Veteran Bloodstock man John Freeman is the latest internationally respected racing figure to stand up and say enough is enough.
Writing in his weekly eNews, Freeman who has a half century of experience in the industry, says that he has been reading the latest about the export protocols saga.
I don’t get it: why would we want to continue punishing ourselves like this.
I started the export council many years ago (called SAHIEC in those days) and with the help of our then Chairman Paddy Wilson managed to get protocols established with the Malaysian Racing Authority who controlled exports to Malaysia and Singapore.
We then got Hong Kong open in time for London News to fly direct to win the QEII.
Subsequently a tragic incident in which draft horses were brought into the Free Area by someone at Lanzerac caused a shut down.
Ever since then it’s been a hell ride.

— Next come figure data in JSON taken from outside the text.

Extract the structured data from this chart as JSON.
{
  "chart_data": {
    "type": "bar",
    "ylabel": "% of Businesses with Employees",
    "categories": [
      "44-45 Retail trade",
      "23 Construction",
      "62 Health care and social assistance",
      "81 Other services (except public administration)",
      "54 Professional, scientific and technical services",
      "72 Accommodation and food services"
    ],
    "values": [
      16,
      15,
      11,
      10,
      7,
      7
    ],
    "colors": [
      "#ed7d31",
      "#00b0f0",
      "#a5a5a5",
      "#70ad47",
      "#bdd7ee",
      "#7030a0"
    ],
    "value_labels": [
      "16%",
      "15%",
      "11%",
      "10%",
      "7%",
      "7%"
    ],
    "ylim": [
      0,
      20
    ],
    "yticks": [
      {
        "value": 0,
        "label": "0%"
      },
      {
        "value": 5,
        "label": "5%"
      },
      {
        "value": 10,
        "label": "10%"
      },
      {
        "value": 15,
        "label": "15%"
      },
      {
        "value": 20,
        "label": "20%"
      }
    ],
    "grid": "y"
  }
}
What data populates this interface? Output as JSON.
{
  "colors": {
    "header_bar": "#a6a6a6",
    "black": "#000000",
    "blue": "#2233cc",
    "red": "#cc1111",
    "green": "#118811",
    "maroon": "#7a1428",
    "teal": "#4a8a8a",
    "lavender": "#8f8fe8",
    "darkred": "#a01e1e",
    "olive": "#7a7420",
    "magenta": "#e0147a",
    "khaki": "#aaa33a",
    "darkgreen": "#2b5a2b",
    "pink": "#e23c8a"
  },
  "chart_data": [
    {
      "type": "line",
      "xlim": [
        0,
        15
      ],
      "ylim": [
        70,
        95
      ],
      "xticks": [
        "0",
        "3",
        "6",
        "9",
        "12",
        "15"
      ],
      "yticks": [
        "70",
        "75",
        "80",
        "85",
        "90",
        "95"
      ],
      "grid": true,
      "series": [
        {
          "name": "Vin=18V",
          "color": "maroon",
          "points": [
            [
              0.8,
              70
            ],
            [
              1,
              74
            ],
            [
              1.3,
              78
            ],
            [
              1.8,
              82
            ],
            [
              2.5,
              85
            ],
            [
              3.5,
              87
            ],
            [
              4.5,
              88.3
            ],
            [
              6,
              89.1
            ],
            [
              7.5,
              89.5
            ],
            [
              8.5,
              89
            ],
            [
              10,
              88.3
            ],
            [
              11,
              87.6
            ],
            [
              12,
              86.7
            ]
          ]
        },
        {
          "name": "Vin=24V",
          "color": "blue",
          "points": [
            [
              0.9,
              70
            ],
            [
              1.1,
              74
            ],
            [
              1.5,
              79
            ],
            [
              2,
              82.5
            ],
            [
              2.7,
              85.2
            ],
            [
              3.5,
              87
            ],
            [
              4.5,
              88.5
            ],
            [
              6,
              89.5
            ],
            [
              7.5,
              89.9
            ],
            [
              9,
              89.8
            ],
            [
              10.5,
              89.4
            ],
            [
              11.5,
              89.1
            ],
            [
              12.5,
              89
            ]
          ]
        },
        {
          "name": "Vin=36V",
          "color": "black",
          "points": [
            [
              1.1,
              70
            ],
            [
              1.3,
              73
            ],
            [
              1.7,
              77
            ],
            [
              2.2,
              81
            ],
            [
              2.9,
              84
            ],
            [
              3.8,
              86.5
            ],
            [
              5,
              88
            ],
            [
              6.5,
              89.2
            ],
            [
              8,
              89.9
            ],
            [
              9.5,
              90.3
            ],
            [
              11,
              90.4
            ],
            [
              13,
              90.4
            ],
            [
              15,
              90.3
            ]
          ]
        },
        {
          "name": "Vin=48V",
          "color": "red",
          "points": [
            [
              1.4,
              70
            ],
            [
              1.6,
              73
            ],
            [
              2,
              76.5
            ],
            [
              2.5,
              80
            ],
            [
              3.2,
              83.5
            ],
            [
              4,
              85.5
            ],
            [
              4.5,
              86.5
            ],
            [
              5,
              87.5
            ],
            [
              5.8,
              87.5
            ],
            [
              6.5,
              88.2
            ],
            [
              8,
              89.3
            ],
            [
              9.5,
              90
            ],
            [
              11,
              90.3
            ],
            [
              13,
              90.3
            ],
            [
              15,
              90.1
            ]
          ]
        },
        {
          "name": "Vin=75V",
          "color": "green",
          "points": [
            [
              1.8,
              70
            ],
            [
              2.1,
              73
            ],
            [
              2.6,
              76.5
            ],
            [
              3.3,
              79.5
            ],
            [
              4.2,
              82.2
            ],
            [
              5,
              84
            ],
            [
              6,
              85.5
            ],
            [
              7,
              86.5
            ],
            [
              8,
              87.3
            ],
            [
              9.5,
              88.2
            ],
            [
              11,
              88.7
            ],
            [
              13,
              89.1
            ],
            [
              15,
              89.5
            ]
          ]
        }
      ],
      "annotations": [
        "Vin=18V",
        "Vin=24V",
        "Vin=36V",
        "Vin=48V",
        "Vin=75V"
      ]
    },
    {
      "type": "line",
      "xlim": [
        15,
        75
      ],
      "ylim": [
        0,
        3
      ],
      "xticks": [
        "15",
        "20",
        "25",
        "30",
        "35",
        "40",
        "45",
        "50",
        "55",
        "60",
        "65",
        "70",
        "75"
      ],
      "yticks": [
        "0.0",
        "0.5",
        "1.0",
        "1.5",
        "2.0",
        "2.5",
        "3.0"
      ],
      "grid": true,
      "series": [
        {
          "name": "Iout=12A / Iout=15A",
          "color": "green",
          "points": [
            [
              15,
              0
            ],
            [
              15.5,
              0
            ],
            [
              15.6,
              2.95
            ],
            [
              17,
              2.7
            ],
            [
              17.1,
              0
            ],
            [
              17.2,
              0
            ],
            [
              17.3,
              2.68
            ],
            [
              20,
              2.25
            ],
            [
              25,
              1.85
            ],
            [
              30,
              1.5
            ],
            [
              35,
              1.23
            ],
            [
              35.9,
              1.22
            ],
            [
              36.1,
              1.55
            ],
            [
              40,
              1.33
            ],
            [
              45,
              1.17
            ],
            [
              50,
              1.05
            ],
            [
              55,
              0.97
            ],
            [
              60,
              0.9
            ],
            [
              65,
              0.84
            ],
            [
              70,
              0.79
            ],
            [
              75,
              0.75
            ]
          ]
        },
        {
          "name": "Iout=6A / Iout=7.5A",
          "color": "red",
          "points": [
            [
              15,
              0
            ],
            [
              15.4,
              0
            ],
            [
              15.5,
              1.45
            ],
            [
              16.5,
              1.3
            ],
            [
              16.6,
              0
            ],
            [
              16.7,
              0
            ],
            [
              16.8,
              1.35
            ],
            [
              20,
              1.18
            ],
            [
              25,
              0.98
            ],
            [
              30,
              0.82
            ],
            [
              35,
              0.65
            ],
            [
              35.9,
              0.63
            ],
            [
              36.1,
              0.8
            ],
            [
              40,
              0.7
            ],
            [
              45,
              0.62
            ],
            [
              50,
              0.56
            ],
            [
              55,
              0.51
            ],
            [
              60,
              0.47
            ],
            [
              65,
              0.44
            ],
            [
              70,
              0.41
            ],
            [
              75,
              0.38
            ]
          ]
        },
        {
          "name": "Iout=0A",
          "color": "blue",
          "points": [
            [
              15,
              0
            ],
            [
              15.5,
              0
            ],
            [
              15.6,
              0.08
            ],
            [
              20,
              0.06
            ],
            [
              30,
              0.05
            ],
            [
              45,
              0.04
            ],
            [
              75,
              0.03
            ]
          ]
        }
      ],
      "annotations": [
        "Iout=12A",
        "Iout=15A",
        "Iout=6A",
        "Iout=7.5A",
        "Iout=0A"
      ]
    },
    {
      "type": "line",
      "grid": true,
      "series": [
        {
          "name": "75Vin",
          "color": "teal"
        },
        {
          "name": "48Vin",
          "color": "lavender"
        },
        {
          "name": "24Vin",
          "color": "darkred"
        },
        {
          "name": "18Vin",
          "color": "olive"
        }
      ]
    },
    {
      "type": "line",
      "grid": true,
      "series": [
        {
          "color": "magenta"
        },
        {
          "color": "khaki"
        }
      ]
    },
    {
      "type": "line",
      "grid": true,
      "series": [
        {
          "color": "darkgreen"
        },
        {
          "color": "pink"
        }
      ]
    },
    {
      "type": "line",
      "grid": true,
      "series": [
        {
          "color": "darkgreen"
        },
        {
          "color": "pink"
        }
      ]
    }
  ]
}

Every promise made along the lines of “it’s about to happen” is like the fairy at the bottom of my garden, doesn’t exist. It’s been going for about 20 years now.
I have no idea what this has cost our industry in direct investment.
I can’t begin to quantify what it has cost owners, breeders and trainers in terms of added costs like not being able to move horses freely (the stop overs each horse moving to the Cape has to endure), the cost of health certificates for movement, blood tests, the revenue lost to stallions for cancellations because of movement restrictions – we lost several valuable bookings this season again – and the costs of just running the business of application.
We are talking about hundreds of millions – I think it could easily run into seven figures, like millions.
That’s a helluva lot more than the R50m reported to be the value of our annual export market. It’s been a nice dream but the dream has become a nightmare and we just can’t afford it anymore.
We know that it’s very difficult and punishing to export via the current route through Mauritius but it works.
We have to accept that as a compromise because I don’t believe that the EU will get here in the near future so we must stop pouring much needed resources down a bottomless pit.
The game is tough right now. We need to make tough decisions, difficult as that has to be. Every rand wasted on continuing this foolish hope is too much.